I felt such great comfort. The experience was simply this: “God loves me especially. And he loves you especially.” This paradigm shift helped me to see myself and others with different eyes. Imagining that God loved me no matter what helped me immensely in feeling safe to confess my shortcomings and sins to a forgiving God who only wants the best for me. I could see that God wasn’t punishing me when things happened that I didn’t enjoy.   I realized that if I could learn to have a loving relationship with Jesus, I could truly be at peace. By listening and surrendering to him and working together with him to create the kingdom of heaven here on earth here and now, I could truly be content.

So how did this ruin my l ife?

I shared my story with people at a small church which I attended occasionally.  I had become more and more estranged from the people because I had differing beliefs. The main difference was that I did not believe the bible was inerrant.

People were allowed to give their testimonies. So I stood up and shared my impassi0ned experience, and how THE SHACK really helped me realize how much our Father loved me and everyone. I also shared how when I used the name of Jesus Christ, the demons fled. As I recall, everything I shared was about how my faith in Jesus was so much stronger than ever before. People came to me later and shared how they were touched by my testimony.

A week later, just minutes before the service that I decided to attend once again,hopeful that perhaps I could find some nourishment in this fellowship after having the freedom to share my experience, an elder came to me and asked to speak to me outside.

He said that the other two elders had decided that I could not speak, pray, dance, or do anything to minister to the attenders of the service–even though others could.

I was shocked. I thought my testimony the previous week had demonstrated my faith in Jesus Christ as my Lord and Saviour. Now I was being censored. When I asked why, I was told that it was because I didn’t believe that the bible was inerrant. than others. When I said there were others who attended the service who definitely had differing beliefs about the bible being inerrant, he said reluctantly, “That is true..but you are more vocal about it.”
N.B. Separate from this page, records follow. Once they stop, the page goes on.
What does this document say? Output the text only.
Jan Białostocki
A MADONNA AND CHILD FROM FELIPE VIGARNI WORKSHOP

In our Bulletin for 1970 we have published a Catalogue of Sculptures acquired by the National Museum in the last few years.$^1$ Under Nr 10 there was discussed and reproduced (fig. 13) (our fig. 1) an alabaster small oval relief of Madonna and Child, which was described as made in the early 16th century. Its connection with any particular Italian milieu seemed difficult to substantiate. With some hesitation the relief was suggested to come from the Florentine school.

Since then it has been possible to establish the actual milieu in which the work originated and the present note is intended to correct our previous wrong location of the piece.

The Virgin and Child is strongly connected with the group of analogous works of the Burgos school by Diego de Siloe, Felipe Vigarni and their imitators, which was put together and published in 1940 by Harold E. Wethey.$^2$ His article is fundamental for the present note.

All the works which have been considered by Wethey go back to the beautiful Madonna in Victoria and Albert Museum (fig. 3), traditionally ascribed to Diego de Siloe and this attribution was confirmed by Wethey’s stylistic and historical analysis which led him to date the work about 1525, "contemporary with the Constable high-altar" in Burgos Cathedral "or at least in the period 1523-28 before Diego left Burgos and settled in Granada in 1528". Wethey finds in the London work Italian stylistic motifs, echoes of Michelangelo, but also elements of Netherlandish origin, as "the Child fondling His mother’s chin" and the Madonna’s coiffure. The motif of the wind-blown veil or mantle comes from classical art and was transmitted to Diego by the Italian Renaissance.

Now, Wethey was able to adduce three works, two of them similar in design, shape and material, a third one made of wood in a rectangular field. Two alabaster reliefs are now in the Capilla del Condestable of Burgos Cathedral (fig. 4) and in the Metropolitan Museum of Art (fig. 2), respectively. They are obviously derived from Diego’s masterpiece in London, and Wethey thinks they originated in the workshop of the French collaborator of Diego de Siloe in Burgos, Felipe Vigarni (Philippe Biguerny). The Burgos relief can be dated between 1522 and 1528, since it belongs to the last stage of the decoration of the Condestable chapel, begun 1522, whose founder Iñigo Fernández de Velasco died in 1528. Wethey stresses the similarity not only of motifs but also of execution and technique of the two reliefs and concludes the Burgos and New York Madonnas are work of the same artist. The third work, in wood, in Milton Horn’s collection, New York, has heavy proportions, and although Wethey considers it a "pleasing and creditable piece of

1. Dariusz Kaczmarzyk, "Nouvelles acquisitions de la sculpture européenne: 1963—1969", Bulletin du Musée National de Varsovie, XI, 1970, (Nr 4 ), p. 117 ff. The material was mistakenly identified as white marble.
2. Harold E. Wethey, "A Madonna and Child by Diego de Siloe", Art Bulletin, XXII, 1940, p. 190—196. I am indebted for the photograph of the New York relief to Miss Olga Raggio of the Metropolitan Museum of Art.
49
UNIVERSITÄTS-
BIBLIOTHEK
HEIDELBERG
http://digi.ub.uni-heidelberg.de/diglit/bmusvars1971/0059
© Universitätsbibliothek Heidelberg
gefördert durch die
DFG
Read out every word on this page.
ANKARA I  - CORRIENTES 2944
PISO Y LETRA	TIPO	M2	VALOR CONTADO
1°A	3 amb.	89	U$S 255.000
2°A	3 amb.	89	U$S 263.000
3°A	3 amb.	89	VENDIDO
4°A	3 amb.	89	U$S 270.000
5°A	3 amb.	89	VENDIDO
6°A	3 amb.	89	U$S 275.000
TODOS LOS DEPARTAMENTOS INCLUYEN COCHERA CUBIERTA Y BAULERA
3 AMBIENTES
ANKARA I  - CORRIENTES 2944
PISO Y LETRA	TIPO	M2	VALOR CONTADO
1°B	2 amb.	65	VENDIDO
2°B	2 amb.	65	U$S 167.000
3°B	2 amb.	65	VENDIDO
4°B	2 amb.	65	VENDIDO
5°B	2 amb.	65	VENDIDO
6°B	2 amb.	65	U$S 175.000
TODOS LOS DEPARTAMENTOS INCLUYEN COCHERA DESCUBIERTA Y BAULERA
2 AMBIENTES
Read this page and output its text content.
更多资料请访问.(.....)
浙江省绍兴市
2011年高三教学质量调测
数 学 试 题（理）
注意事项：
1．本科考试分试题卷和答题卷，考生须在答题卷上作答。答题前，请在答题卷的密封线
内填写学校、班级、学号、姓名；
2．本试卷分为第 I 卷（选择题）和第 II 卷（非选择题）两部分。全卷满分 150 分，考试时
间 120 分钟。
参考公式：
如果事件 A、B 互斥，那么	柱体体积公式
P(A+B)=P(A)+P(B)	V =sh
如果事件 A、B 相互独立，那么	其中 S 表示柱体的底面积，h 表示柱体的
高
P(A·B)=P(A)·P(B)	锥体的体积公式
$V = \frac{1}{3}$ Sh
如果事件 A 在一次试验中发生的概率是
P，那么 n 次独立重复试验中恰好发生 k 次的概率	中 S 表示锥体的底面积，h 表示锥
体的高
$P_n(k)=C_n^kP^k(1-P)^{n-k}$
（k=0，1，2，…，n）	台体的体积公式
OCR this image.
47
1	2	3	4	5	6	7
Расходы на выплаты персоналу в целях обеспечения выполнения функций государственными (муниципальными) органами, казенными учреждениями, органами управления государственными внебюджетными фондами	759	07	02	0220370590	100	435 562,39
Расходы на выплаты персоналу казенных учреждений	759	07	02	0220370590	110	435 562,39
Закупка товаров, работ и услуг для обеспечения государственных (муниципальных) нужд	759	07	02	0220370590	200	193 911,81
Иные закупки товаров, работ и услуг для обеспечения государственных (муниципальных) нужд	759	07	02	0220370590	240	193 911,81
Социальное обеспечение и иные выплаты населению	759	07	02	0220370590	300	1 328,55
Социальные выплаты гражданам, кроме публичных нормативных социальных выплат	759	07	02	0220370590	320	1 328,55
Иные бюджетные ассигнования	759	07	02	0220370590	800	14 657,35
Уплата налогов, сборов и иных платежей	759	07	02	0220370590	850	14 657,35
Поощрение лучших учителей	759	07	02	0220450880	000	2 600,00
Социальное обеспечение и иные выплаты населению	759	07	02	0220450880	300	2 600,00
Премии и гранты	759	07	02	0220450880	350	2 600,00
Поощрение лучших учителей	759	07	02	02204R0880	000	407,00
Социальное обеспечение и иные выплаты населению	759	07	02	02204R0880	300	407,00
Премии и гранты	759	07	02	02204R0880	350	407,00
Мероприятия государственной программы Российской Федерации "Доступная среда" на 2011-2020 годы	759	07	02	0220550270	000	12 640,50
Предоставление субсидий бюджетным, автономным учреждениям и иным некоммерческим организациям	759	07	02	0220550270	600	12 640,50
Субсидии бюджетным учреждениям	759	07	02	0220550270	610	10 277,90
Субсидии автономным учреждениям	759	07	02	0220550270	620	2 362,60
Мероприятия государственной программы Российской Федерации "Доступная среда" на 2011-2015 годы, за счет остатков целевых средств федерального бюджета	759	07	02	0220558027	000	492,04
But looking back, I really think that my sharing about how THE SHACK impacted my life, and the overwhelming comfort I experienced from knowing  that God loves me and everyone especially, was what got me silenced.

I could be wrong…but I want to blame something. So I just will blame THE SHACK! But it was really the best thing that could have happened to me. I quit attending the service,which was really quite toxic for my spiritual growth. I fasted for a year from this fellowship. Now more and more people are reading THE SHACK, even though the elders think it is heresy.

There is hope…even for the elders–who God loves especially!